Signature Sponsor
Federal Agency Favors Coal Producer in Land Battle

 

 

By Heather Richards

 

November 7, 2018 - Coal giant Peabody Energy won a round Friday in the battle over who gets to develop fossil fuels beneath a contested patch of Wyoming prairie: the coal firm or an oil and gas company.


A federal appeals board Friday rejected Berenergy Inc.’s attempt to prohibit Peabody from continuing to plug Berenergy’s wells while the dispute continues through appeals, either in court or before the Interior Board of Land Appeals.


The 8-year-old case of overlapping minerals has trudged through the court system, reaching an impasse at the Wyoming Supreme Court in January, when the high court asked the Bureau of Land Management — which overseas federal mineral leasing — to make a decision one way or the other.


BLM decided in August that the coal was simply more valuable than the oil. It favored Peabody, but required compensation to the oil company as well asset-aside money for Berenergy to use if it tries to produce after coal mining is complete. Peabody began plugging and reclaiming the wells in preparation for coal production. The oil firm then obtained a stay from the Interior and a restraining order from the U.S. Federal District Court of Wyoming that halted Peabody’s work.


That stay ended Friday.


The fact that both companies have rights to federal minerals is not up for debate. But the two industries can’t develop simultaneously. Either Peabody would have to wait for the wells to produce all the recoverable oil before digging the coal, or the oil firm would have to let its wells be plugged, then start over after Peabody has finished mining.

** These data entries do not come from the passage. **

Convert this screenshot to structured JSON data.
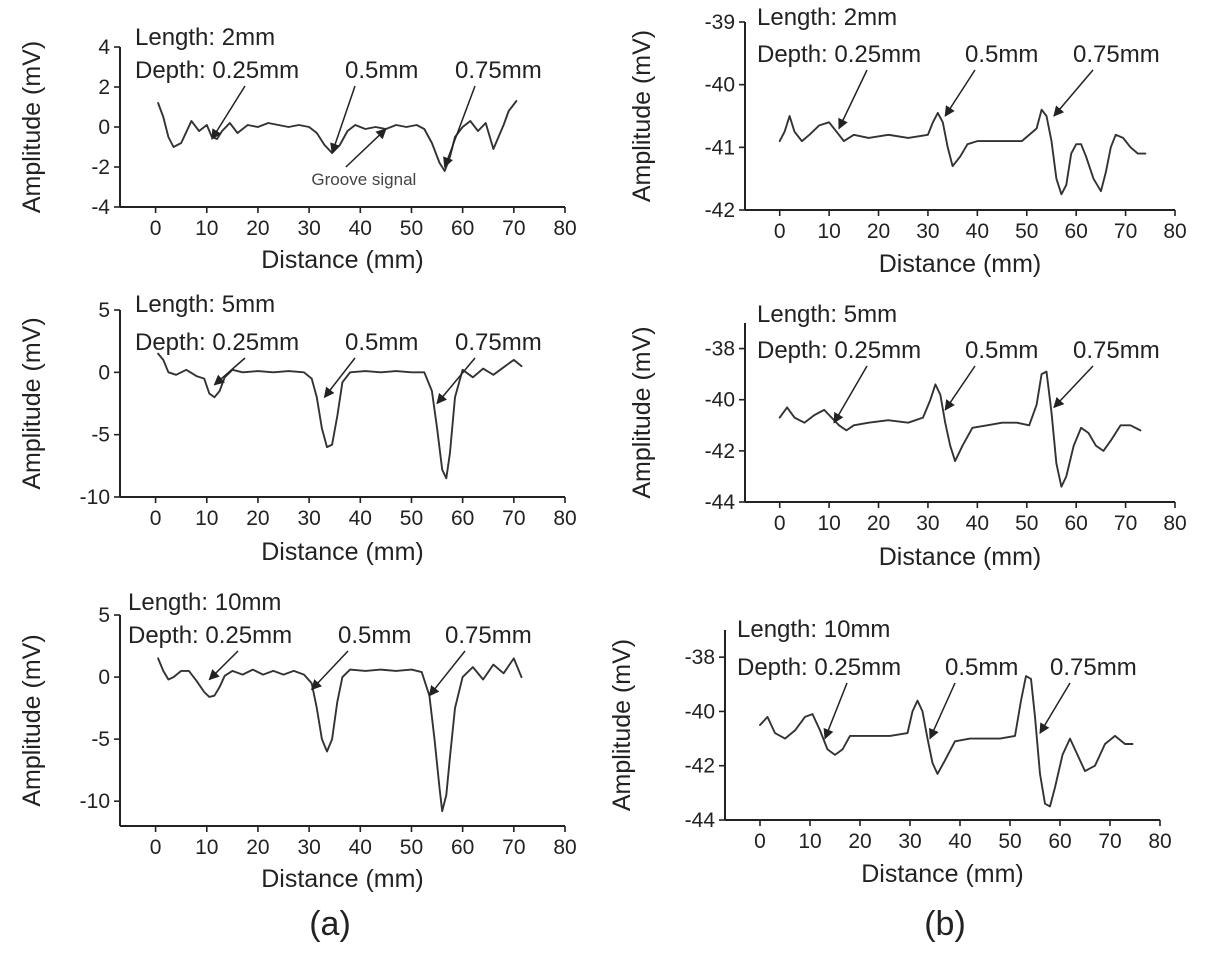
{
  "figure": {
    "panel_labels": [
      "(a)",
      "(b)"
    ]
  },
  "chart_data": [
    {
      "type": "line",
      "column": "a",
      "xlabel": "Distance (mm)",
      "ylabel": "Amplitude (mV)",
      "xlim": [
        -5,
        80
      ],
      "ylim": [
        -4,
        4
      ],
      "xticks": [
        0,
        10,
        20,
        30,
        40,
        50,
        60,
        70,
        80
      ],
      "yticks": [
        -4,
        -2,
        0,
        2,
        4
      ],
      "length_label": "Length: 2mm",
      "depth_label": "Depth: 0.25mm",
      "depth_labels": [
        "0.5mm",
        "0.75mm"
      ],
      "annotations": [
        {
          "text": "Groove signal",
          "x": 45,
          "y": -0.1
        }
      ],
      "arrow_targets": [
        {
          "x": 11,
          "y": -0.6
        },
        {
          "x": 34.5,
          "y": -1.3
        },
        {
          "x": 56.5,
          "y": -2.0
        },
        {
          "x": 45,
          "y": -0.1
        }
      ],
      "series": [
        {
          "x": [
            0.5,
            1.5,
            2.5,
            3.5,
            5,
            7,
            8.5,
            10,
            11,
            12,
            13,
            14.5,
            16,
            18,
            20,
            22,
            24,
            26,
            28,
            30,
            31.5,
            33,
            34.5,
            36,
            37.5,
            39,
            41,
            43,
            45,
            47,
            49,
            51,
            52.5,
            54,
            55.5,
            56.5,
            57.5,
            58.5,
            60,
            61.5,
            63,
            64.5,
            66,
            67,
            68,
            69,
            70.5
          ],
          "y": [
            1.2,
            0.5,
            -0.5,
            -1.0,
            -0.8,
            0.3,
            -0.2,
            0.1,
            -0.5,
            -0.6,
            -0.2,
            0.2,
            -0.3,
            0.1,
            0.0,
            0.2,
            0.1,
            0.0,
            0.1,
            0.0,
            -0.3,
            -0.9,
            -1.3,
            -0.9,
            -0.2,
            0.1,
            -0.1,
            0.0,
            -0.1,
            0.1,
            0.0,
            0.1,
            -0.1,
            -0.8,
            -1.8,
            -2.2,
            -1.5,
            -0.5,
            0.0,
            0.3,
            -0.2,
            0.2,
            -1.1,
            -0.5,
            0.1,
            0.8,
            1.3
          ]
        }
      ]
    },
    {
      "type": "line",
      "column": "a",
      "xlabel": "Distance (mm)",
      "ylabel": "Amplitude (mV)",
      "xlim": [
        -5,
        80
      ],
      "ylim": [
        -10,
        5
      ],
      "xticks": [
        0,
        10,
        20,
        30,
        40,
        50,
        60,
        70,
        80
      ],
      "yticks": [
        -10,
        -5,
        0,
        5
      ],
      "length_label": "Length: 5mm",
      "depth_label": "Depth: 0.25mm",
      "depth_labels": [
        "0.5mm",
        "0.75mm"
      ],
      "annotations": [],
      "arrow_targets": [
        {
          "x": 11.5,
          "y": -1.0
        },
        {
          "x": 33,
          "y": -2.0
        },
        {
          "x": 55,
          "y": -2.5
        }
      ],
      "series": [
        {
          "x": [
            0.5,
            1.5,
            2.5,
            4,
            6,
            8,
            9.5,
            10.5,
            11.5,
            12.5,
            13.5,
            15,
            17,
            20,
            23,
            26,
            29,
            30.5,
            31.5,
            32.5,
            33.5,
            34.5,
            35.5,
            36.5,
            38,
            41,
            44,
            47,
            50,
            52.5,
            54,
            55,
            56,
            56.8,
            57.5,
            58.5,
            60,
            62,
            64,
            66,
            68,
            70,
            71.5
          ],
          "y": [
            1.5,
            1.0,
            0.0,
            -0.2,
            0.2,
            -0.3,
            -0.5,
            -1.7,
            -2.0,
            -1.5,
            -0.4,
            0.2,
            0.0,
            0.1,
            0.0,
            0.1,
            0.0,
            -0.5,
            -2.0,
            -4.5,
            -6.0,
            -5.8,
            -3.5,
            -0.8,
            0.0,
            0.1,
            0.0,
            0.1,
            0.0,
            0.0,
            -1.5,
            -4.5,
            -7.8,
            -8.5,
            -6.5,
            -2.0,
            0.2,
            -0.4,
            0.3,
            -0.2,
            0.4,
            1.0,
            0.5
          ]
        }
      ]
    },
    {
      "type": "line",
      "column": "a",
      "xlabel": "Distance (mm)",
      "ylabel": "Amplitude (mV)",
      "xlim": [
        -5,
        80
      ],
      "ylim": [
        -12,
        5
      ],
      "xticks": [
        0,
        10,
        20,
        30,
        40,
        50,
        60,
        70,
        80
      ],
      "yticks": [
        -10,
        -5,
        0,
        5
      ],
      "length_label": "Length: 10mm",
      "depth_label": "Depth: 0.25mm",
      "depth_labels": [
        "0.5mm",
        "0.75mm"
      ],
      "annotations": [],
      "arrow_targets": [
        {
          "x": 10.5,
          "y": -0.2
        },
        {
          "x": 30.5,
          "y": -1.0
        },
        {
          "x": 53.5,
          "y": -1.5
        }
      ],
      "series": [
        {
          "x": [
            0.5,
            1.5,
            2.5,
            3.5,
            5,
            6.5,
            8,
            9.5,
            10.5,
            11.5,
            12.5,
            13.5,
            15,
            17,
            19,
            21,
            23,
            25,
            27,
            29,
            30.5,
            31.5,
            32.5,
            33.5,
            34.5,
            35.5,
            36.5,
            38,
            41,
            44,
            47,
            50,
            52,
            53.5,
            54.5,
            55.5,
            56,
            56.8,
            57.5,
            58.5,
            60,
            62,
            64,
            66,
            68,
            70,
            71.5
          ],
          "y": [
            1.5,
            0.5,
            -0.2,
            0.0,
            0.5,
            0.5,
            -0.3,
            -1.2,
            -1.6,
            -1.5,
            -0.8,
            0.1,
            0.5,
            0.2,
            0.6,
            0.2,
            0.5,
            0.2,
            0.5,
            0.2,
            -0.5,
            -2.5,
            -5.0,
            -6.0,
            -5.0,
            -2.0,
            0.0,
            0.6,
            0.5,
            0.6,
            0.5,
            0.6,
            0.4,
            -1.5,
            -5.0,
            -9.0,
            -10.8,
            -9.5,
            -6.5,
            -2.5,
            0.0,
            0.8,
            -0.2,
            1.0,
            0.3,
            1.5,
            0.0
          ]
        }
      ]
    },
    {
      "type": "line",
      "column": "b",
      "xlabel": "Distance (mm)",
      "ylabel": "Amplitude (mV)",
      "xlim": [
        -5,
        80
      ],
      "ylim": [
        -42,
        -39
      ],
      "xticks": [
        0,
        10,
        20,
        30,
        40,
        50,
        60,
        70,
        80
      ],
      "yticks": [
        -42,
        -41,
        -40,
        -39
      ],
      "length_label": "Length: 2mm",
      "depth_label": "Depth: 0.25mm",
      "depth_labels": [
        "0.5mm",
        "0.75mm"
      ],
      "annotations": [],
      "arrow_targets": [
        {
          "x": 12,
          "y": -40.7
        },
        {
          "x": 33.5,
          "y": -40.5
        },
        {
          "x": 55.5,
          "y": -40.5
        }
      ],
      "series": [
        {
          "x": [
            0,
            1,
            2,
            3,
            4.5,
            6,
            8,
            10,
            11.5,
            13,
            15,
            18,
            22,
            26,
            30,
            31,
            32,
            33,
            34,
            35,
            36.5,
            38,
            40,
            43,
            46,
            49,
            52,
            53,
            54,
            55,
            56,
            57,
            58,
            59,
            60,
            61,
            62,
            63.5,
            65,
            66,
            67,
            68,
            69.5,
            71,
            72.5,
            74
          ],
          "y": [
            -40.9,
            -40.75,
            -40.5,
            -40.75,
            -40.9,
            -40.8,
            -40.65,
            -40.6,
            -40.75,
            -40.9,
            -40.8,
            -40.85,
            -40.8,
            -40.85,
            -40.8,
            -40.6,
            -40.45,
            -40.6,
            -41.0,
            -41.3,
            -41.15,
            -40.95,
            -40.9,
            -40.9,
            -40.9,
            -40.9,
            -40.7,
            -40.4,
            -40.5,
            -40.9,
            -41.5,
            -41.75,
            -41.6,
            -41.1,
            -40.95,
            -40.95,
            -41.15,
            -41.5,
            -41.7,
            -41.4,
            -41.0,
            -40.8,
            -40.85,
            -41.0,
            -41.1,
            -41.1
          ]
        }
      ]
    },
    {
      "type": "line",
      "column": "b",
      "xlabel": "Distance (mm)",
      "ylabel": "Amplitude (mV)",
      "xlim": [
        -5,
        80
      ],
      "ylim": [
        -44,
        -37
      ],
      "xticks": [
        0,
        10,
        20,
        30,
        40,
        50,
        60,
        70,
        80
      ],
      "yticks": [
        -44,
        -42,
        -40,
        -38
      ],
      "length_label": "Length: 5mm",
      "depth_label": "Depth: 0.25mm",
      "depth_labels": [
        "0.5mm",
        "0.75mm"
      ],
      "annotations": [],
      "arrow_targets": [
        {
          "x": 11,
          "y": -40.9
        },
        {
          "x": 33.5,
          "y": -40.4
        },
        {
          "x": 55.5,
          "y": -40.3
        }
      ],
      "series": [
        {
          "x": [
            0,
            1.5,
            3,
            5,
            7,
            9,
            10.5,
            12,
            13.5,
            15,
            18,
            22,
            26,
            29,
            30.5,
            31.5,
            32.5,
            33.5,
            34.5,
            35.5,
            37,
            39,
            42,
            45,
            48,
            50.5,
            52,
            53,
            54,
            55,
            56,
            57,
            58,
            59.5,
            61,
            62.5,
            64,
            65.5,
            67,
            69,
            71,
            73
          ],
          "y": [
            -40.7,
            -40.3,
            -40.7,
            -40.9,
            -40.6,
            -40.4,
            -40.7,
            -41.0,
            -41.2,
            -41.0,
            -40.9,
            -40.8,
            -40.9,
            -40.7,
            -40.0,
            -39.4,
            -39.8,
            -40.9,
            -41.8,
            -42.4,
            -41.8,
            -41.1,
            -41.0,
            -40.9,
            -40.9,
            -41.0,
            -40.2,
            -39.0,
            -38.9,
            -40.5,
            -42.5,
            -43.4,
            -43.0,
            -41.8,
            -41.1,
            -41.3,
            -41.8,
            -42.0,
            -41.6,
            -41.0,
            -41.0,
            -41.2
          ]
        }
      ]
    },
    {
      "type": "line",
      "column": "b",
      "xlabel": "Distance (mm)",
      "ylabel": "Amplitude (mV)",
      "xlim": [
        -5,
        80
      ],
      "ylim": [
        -44,
        -37
      ],
      "xticks": [
        0,
        10,
        20,
        30,
        40,
        50,
        60,
        70,
        80
      ],
      "yticks": [
        -44,
        -42,
        -40,
        -38
      ],
      "length_label": "Length: 10mm",
      "depth_label": "Depth: 0.25mm",
      "depth_labels": [
        "0.5mm",
        "0.75mm"
      ],
      "annotations": [],
      "arrow_targets": [
        {
          "x": 13,
          "y": -41.0
        },
        {
          "x": 34,
          "y": -41.0
        },
        {
          "x": 56,
          "y": -40.8
        }
      ],
      "series": [
        {
          "x": [
            0,
            1.5,
            3,
            5,
            7,
            9,
            10.5,
            12,
            13.5,
            15,
            16.5,
            18,
            22,
            26,
            29.5,
            30.5,
            31.5,
            32.5,
            33.5,
            34.5,
            35.5,
            37,
            39,
            42,
            45,
            48,
            51,
            52.2,
            53.2,
            54.2,
            55,
            56,
            57,
            58,
            59,
            60.5,
            62,
            63.5,
            65,
            67,
            69,
            71,
            73,
            74.5
          ],
          "y": [
            -40.5,
            -40.2,
            -40.8,
            -41.0,
            -40.7,
            -40.2,
            -40.1,
            -40.7,
            -41.4,
            -41.6,
            -41.4,
            -40.9,
            -40.9,
            -40.9,
            -40.8,
            -40.0,
            -39.6,
            -40.0,
            -41.0,
            -41.9,
            -42.3,
            -41.8,
            -41.1,
            -41.0,
            -41.0,
            -41.0,
            -40.9,
            -39.6,
            -38.7,
            -38.8,
            -40.2,
            -42.3,
            -43.4,
            -43.5,
            -42.8,
            -41.6,
            -41.0,
            -41.6,
            -42.2,
            -42.0,
            -41.2,
            -40.9,
            -41.2,
            -41.2
          ]
        }
      ]
    }
  ]
}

The Bureau of Land Management in August ruled in favor of Peabody’s right to recover the $1 billion worth of coal reserves over what the BLM estimates to be $477,000 worth of oil.


Berenergy’s wells are admittedly toward the end of their life. The company’s leases with the federal government were first obtained during the 1960s, according to the Interior decision. But the company argues that it has a right to finish production rather than step aside at a financial loss for the state’s largest coal producer.


“Our view is it’s a matter of property rights,” Berenergy’s lead attorney on the case, Peter Forbes, said an earlier interview with the Star-Tribune. “The U.S. government has to honor its contracts as well as anybody else.”


Peabody counters that continuing to avoid the wells at the North Antelope Rochelle mine outside Wright would cost the company $260 million.


Peabody supports the BLM decision from August, said Charlene Murdock, Peabody Energy spokeswoman, in an email.


“We will oppose all requests by Berenergy for a finding that the BLM decision is not valid or should not be effective,” she said.


Peabody’s mining plan advances on the location of the Berenergy wells from the north, south and east, with coal production reaching the wells later next year.


In justifying its decision Monday, the Interior Board of Land Appeals noted that Berenergy still maintains its rights to develop and that as part of the Bureau of Land Management decision Peabody was obligated to pay Berenergy $477,000 for the recoverable oil and put aside $13 million in escrow for Berenergy to start production again post coal production.


Those terms are similar to a deal brokered by the District Court in Campbell County in 2015 that neither company approved of.


But, federal royalties in the amount of $100 million would be “delayed, reduced, or avoided” if a stay were in place until Berenergy and Peabody’s dispute makes it through the appeal process, the Interior Department stated.


The oil company had not decided as of Monday whether to press for the Interior Department to hear the case on its merits or turn to the courts again, said Forbes, the company’s lawyer.